The edge has gone to Hamels in each of the last few years, but not by much. Again, wins are hard to predict but looking at all factors, the edge goes to Cain here, even if only slightly.
This one is much less complex. Cain is a power pitcher and can certainly record some strikeouts, but he’s at his best when he mixes speeds and locations. His pitches don’t necessarily miss bats, but the contact is usually not especially loud. He won’t drain your strikeout total, but he’s never struck out more than 193 batters.
Hamels is a little different, as strikeouts are more a part of his game. Year in and year our, he’s struck hitters out at a better rate than Cain, going over 200 in two of the last three seasons, fanning 194 in the other year.
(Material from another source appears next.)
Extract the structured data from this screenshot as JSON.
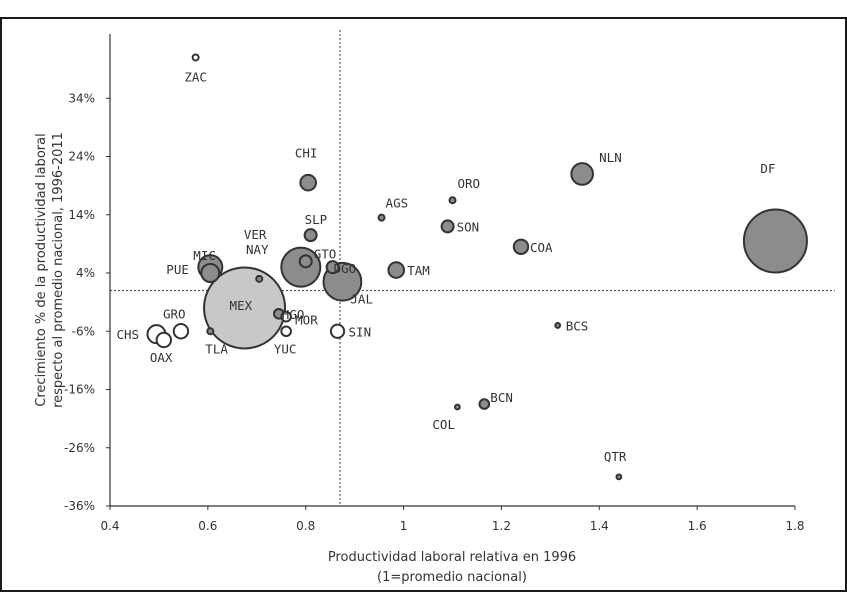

If Hamels’ worst season over the last three years is one better than Cain’s career high, you’d have to give the nod to Hamels here, in a moderately big way.
Hamels does miss more bats, so “luck” is less of a factor, but Cain’s pitching style is so straightforward and powerful that you’d have to be way too picky to focus on his higher contact rates.
The other thing to focus on here is the home park. San Francisco’s AT&T Park is far more pitcher-friendly than Philadelphia’s Citizen’s Bank Park. When pitching at his home park, Cain can get away with a lot more contact than Hamels can. The proof there is that Cain’s career ERA at home is 2.98, while Hamels is 3.20.
Those are both very solid and come down a matter of a few runs, but you have to give the edge to the guy who pitches in the better environment most of the time, so the edge belongs to Cain.
Now, if you have either one of these guys on the team, he’s probably your best pitcher. So you have ask yourself if you prefer a higher risk/reward discrepancy here, or a more reliably total.
If you tell me right now that one of these guys will have a WHIP below 1.00 in 2013, my guess is that it will be Hamels. Conversely, if you were to tell me that one of those guys will have a WHIP above 1.10, it would also be Hamels. Mind you, that’s not a bad total, but Cain’s had the better WHIP in two of the last three years, coming in between 1.00 and 1.09 in every one of those years. The worst Hamels has done in that period is 1.179, but he’s also been under 1.00 once.
Personally, I’ll go with the more reliable guy here and say that Cain’s the guy to go with. Hamels isn’t much of a gamble, but he’s not quite the sure thing here that Cain is.
If you’re in a snake draft with two close picks, I’d consider going with both of those guys. The biggest edge of this group goes to Hamels, but Cain is stronger in more areas.
So, if you could only have one, take Matt Cain to anchor your staff.